L’open space m’a tuer – Alexandre des Isnards et Thomas Zuber



Derrière ce titre racoleur qui fait référence à l’assassinat jamais résolu de la vieille dame de Nice, se cache un pamphlet contre les méthodes des entreprises informatiques en général envers leurs jeunes embauchés.

Construit sur le fruit des observations personnelles des auteurs, largement complétées par les contributions motivées de leurs réseaux, ce livre donne une image désastreuse, et déformée, du monde de l’entreprise moderne. C’est à croire que les employeurs des grandes entreprises de conseil et d’informatique n’ont d’autres buts que de presser le citron à leurs collaborateurs pour les jeter le plus vite possible ensuite.

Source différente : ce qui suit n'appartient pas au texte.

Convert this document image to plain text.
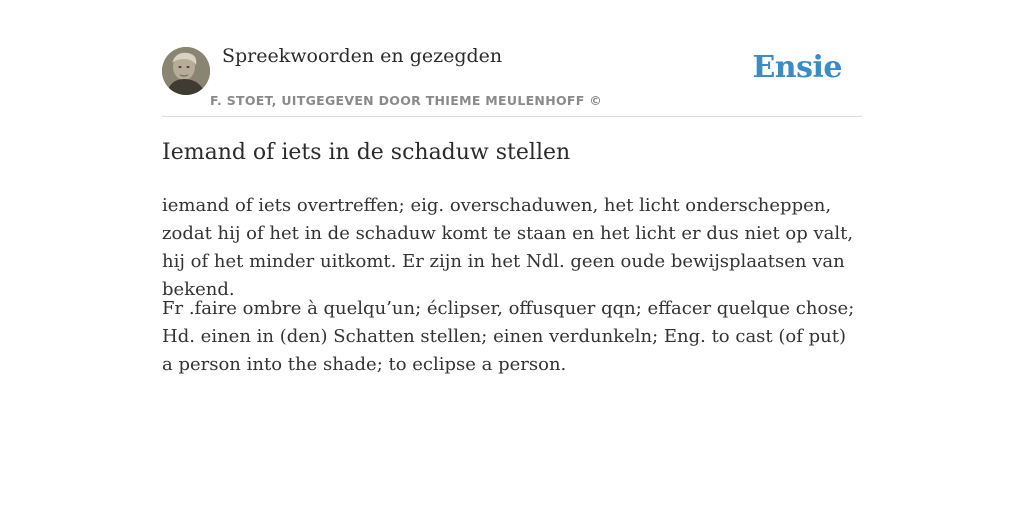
Spreekwoorden en gezegden
F. STOET, UITGEGEVEN DOOR THIEME MEULENHOFF ©
Ensie
Iemand of iets in de schaduw stellen

iemand of iets overtreffen; eig. overschaduwen, het licht onderscheppen, zodat hij of het in de schaduw komt te staan en het licht er dus niet op valt, hij of het minder uitkomt. Er zijn in het Ndl. geen oude bewijsplaatsen van bekend.

Fr .faire ombre à quelqu’un; éclipser, offusquer qqn; effacer quelque chose; Hd. einen in (den) Schatten stellen; einen verdunkeln; Eng. to cast (of put) a person into the shade; to eclipse a person.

C’est donc un procès à charge qui est instruit par accolage d’anecdotes ou d’histoires personnelles. Même si, comme partout ailleurs, il existe des comportements condamnables et des dérives, je puis assurer que ce n’est pas la pratique institutionnelle de cette Industrie. Voilà donc un livre trompeur et fort peu recommandable.

Etant dans le métier depuis 28 ans et dans des fonctions de responsabilités importantes depuis 15 ans, je pense pouvoir prétendre savoir de quoi il retourne. Il est vrai que j’ai pu observer par moi-même des situations à la limite du harcèlement. Elles sont le plus souvent l’expression de managers en butée de capacités et qui, de ce fait, seront les victimes suivantes de leurs pratiques inacceptables.

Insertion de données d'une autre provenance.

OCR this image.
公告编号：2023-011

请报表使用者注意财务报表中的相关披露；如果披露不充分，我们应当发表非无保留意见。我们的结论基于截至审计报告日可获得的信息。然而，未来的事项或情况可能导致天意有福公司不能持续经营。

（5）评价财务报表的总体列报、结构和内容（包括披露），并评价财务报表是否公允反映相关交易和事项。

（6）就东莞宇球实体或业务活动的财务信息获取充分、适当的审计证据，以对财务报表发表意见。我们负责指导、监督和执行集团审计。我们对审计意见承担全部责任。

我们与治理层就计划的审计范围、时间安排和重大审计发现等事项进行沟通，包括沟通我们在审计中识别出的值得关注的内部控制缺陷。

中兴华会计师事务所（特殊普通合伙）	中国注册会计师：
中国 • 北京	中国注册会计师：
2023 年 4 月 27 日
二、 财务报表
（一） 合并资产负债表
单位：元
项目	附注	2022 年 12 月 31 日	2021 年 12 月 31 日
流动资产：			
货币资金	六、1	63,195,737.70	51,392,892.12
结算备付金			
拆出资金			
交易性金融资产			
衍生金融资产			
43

Comment croire qu’une profession qui emploie des centaines de milliers de collaborateurs en France n’aurait d’autres buts que de dégoûter les jeunes embauchés qu’elles ont par ailleurs eu le plus grand mal à recruter ? C’est juste stupide.

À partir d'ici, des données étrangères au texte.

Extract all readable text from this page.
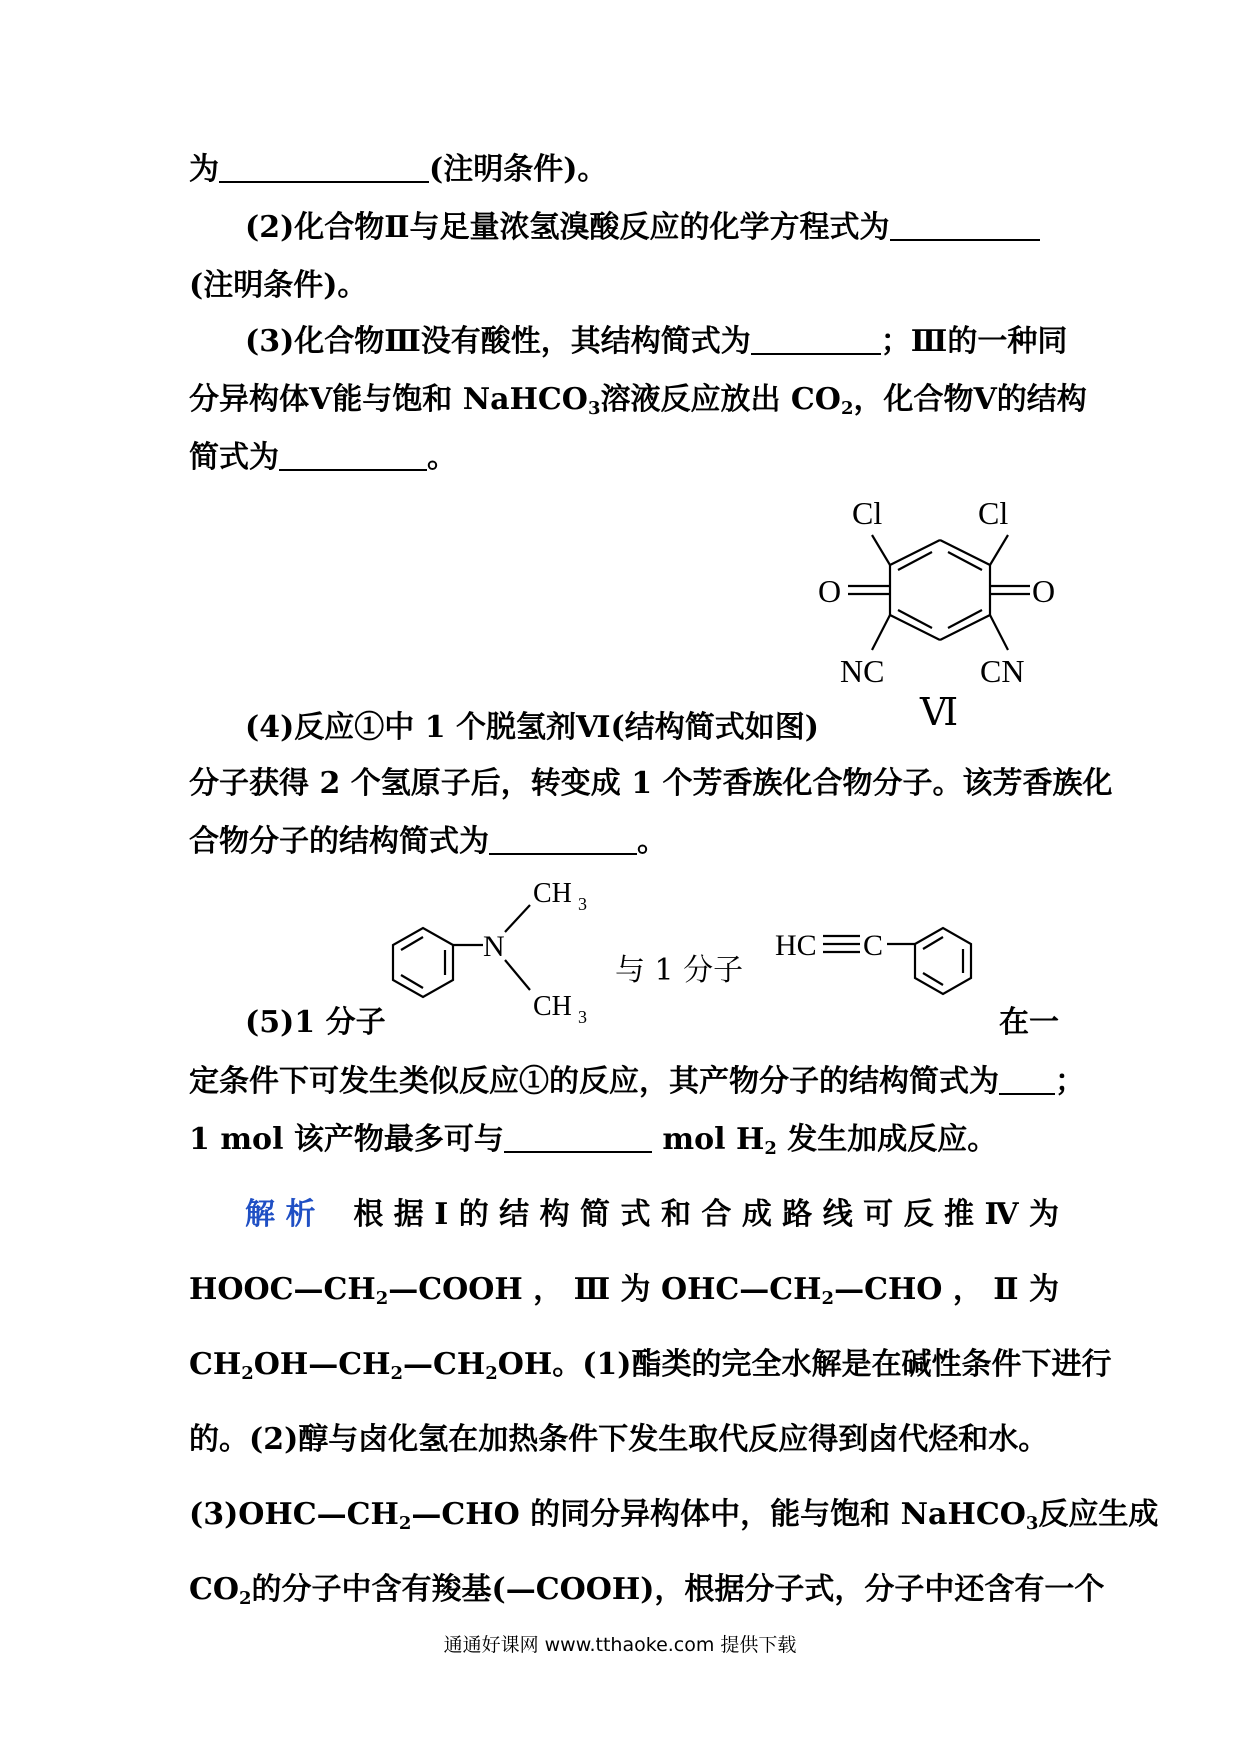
为	(注明条件)。
(2)化合物Ⅱ与足量浓氢溴酸反应的化学方程式为
(注明条件)。
(3)化合物Ⅲ没有酸性，其结构简式为	；Ⅲ的一种同
分异构体Ⅴ能与饱和 NaHCO$_3$溶液反应放出 $CO_2$，化合物Ⅴ的结构
简式为	。
Cl	Cl
O	O
NC	CN
Ⅵ
(4)反应①中 1 个脱氢剂Ⅵ(结构简式如图)
分子获得 2 个氢原子后，转变成 1 个芳香族化合物分子。该芳香族化
合物分子的结构简式为	。
N
CH 3
CH 3
与 1 分子
HC C
(5)1 分子	在一
定条件下可发生类似反应①的反应，其产物分子的结构简式为 ；
1 mol 该产物最多可与	mol $H_2$ 发生加成反应。
解 析 根 据 Ⅰ 的 结 构 简 式 和 合 成 路 线 可 反 推 Ⅳ 为
$HOOC—CH_2—COOH$ ， Ⅲ 为 $OHC—CH_2—CHO$ ， Ⅱ 为
$CH_2OH—CH_2—CH_2OH$。(1)酯类的完全水解是在碱性条件下进行
的。(2)醇与卤化氢在加热条件下发生取代反应得到卤代烃和水。
$(3)OHC—CH_2—CHO$ 的同分异构体中，能与饱和 NaHCO$_3$反应生成
$CO_2$的分子中含有羧基(—COOH)，根据分子式，分子中还含有一个
通通好课网 www.tthaoke.com 提供下载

Il est regrettable que ce livre, par ailleurs assez mal écrit, fasse l’impasse sur la moindre démarche scientifique et ne donne pas la parole à ceux contre qui il s’adresse. Il ne pourra séduire que les convertis d’avance mais ne peut en aucun cas se prétendre représentatif d’une norme professionnelle. La seule réalité est que le monde du travail moderne et occidental est beaucoup plus demandeur qu’il ne l’était il y a vingt ou trente ans. En sont la cause la rapidité des mutations technologiques, la pression incessante de la concurrence, l’exigence croissante des clients et c’est cela qui engendre une pression effectivement considérablement plus forte qu’elle ne l’a jamais été. Sauf à remettre en cause notre société et à se voiler la face sur la détermination des pays asiatiques à prendre la main (et là, je parle d’expérience, la pression n’a rien à voir !), c’est un fait établi avec lequel il faut composer. Il requiert capacité à s’adapter, à travailler en équipe, à faire preuve d’imagination et de créativité renouvelée pour conserver un avantage concurrentiel déterminant. Si un jeune diplômé n’y est pas prêt, il y aura inadéquation avec le monde du travail privé, quelque soit l’industrie. C’est sans doute la seule chose à retenir de cette navrante lecture.